Z drugiej strony cóż za piękny przykład totalnej biurokracji...
A czy zamiast karkówki może być "zwykły schab"? A ja ostatnio popełniłam "bigos", czyli kapusta kwaszona z dodatkiem jabłka (sama zakwasiłam) duszona razem z wędzonymi kurzymi skrzydełkami. Do kwaszenia kapusty dodałam oprócz jabłek listek laurowy i ziele angielskie. Po 2 tygodniu miałam już kapustę dobrą do użytku i zrobiłam z niej właśnie ten "bigos".
OdpowiedzUsuńTaaa, pytania zabawne, ale tam obywatelom się wierzy i nikt nie zakłada z góry, że każdy łże. U nas od lat władza każdego traktuje jak potencjalnego krętacza i przestępcę, stąd nawet nie zadają takich pytań.
Miłego, ;)
Oooo, zdecydowałaś się w końcu na wizytę za oceanem :)
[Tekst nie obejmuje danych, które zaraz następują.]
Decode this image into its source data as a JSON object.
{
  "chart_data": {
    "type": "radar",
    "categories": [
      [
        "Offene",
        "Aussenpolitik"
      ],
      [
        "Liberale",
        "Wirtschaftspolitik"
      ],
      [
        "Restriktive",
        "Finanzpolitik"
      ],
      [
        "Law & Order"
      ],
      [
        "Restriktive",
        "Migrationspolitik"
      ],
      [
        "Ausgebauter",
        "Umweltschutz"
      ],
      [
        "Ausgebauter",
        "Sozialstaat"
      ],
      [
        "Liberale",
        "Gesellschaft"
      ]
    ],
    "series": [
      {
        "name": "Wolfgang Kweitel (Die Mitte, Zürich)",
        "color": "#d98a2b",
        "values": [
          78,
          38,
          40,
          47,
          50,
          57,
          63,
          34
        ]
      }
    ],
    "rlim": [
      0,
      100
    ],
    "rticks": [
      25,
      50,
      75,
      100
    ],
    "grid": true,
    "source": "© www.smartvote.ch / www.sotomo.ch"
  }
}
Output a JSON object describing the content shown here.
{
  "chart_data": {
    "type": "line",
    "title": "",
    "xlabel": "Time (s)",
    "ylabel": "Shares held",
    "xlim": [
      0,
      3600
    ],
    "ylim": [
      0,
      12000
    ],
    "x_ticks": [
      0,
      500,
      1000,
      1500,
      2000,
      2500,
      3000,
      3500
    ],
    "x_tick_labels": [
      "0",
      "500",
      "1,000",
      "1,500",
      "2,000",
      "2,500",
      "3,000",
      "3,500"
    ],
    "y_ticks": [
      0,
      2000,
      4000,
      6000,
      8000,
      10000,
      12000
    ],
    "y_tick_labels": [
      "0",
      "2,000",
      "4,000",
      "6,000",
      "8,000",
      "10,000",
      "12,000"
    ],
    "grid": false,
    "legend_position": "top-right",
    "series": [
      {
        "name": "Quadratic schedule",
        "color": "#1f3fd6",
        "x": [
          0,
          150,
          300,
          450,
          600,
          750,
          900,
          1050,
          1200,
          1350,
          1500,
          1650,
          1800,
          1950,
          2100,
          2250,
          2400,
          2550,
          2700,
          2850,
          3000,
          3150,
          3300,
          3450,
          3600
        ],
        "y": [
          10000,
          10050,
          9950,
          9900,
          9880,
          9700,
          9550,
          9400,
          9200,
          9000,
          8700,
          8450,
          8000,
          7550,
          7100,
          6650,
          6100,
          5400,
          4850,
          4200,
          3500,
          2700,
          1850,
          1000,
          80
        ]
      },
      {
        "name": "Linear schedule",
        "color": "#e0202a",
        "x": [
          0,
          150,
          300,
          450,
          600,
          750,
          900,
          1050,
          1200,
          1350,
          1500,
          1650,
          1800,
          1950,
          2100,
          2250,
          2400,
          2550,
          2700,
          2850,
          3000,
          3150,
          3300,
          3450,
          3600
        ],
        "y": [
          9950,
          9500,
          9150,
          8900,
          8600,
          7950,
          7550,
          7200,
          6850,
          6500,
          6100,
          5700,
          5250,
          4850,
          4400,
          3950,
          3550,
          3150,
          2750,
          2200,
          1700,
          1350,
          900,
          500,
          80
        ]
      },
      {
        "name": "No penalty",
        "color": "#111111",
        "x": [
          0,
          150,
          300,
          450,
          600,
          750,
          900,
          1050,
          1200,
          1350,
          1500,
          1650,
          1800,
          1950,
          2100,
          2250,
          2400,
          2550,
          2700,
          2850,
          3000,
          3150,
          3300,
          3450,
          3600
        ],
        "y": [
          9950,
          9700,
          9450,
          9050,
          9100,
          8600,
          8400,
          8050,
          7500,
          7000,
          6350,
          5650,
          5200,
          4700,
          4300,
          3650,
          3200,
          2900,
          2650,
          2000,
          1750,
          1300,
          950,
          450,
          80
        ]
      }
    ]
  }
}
OdpowiedzUsuńTrzymam kciuki za pomyślne załatwienie wiz :)
Jest szansa.
OdpowiedzUsuńSchab może pewnie być, szynka też.
OdpowiedzUsuńNo tak się śmiałam, rechotałam i kwiczałam ze śmichu w kwestii podaży i popytu- w prostytucji, że Mój Skarb wynurzył się z betów i... (Dzióbeńku, Ty, wiesz, która jest godzina?- No przecież znam się zegarku!)-ale skomentował: Nasze Polki, to nie te Amerykańskie Spaślaczki, niezależnie od Metryki...:) i też życzy Powodzenia.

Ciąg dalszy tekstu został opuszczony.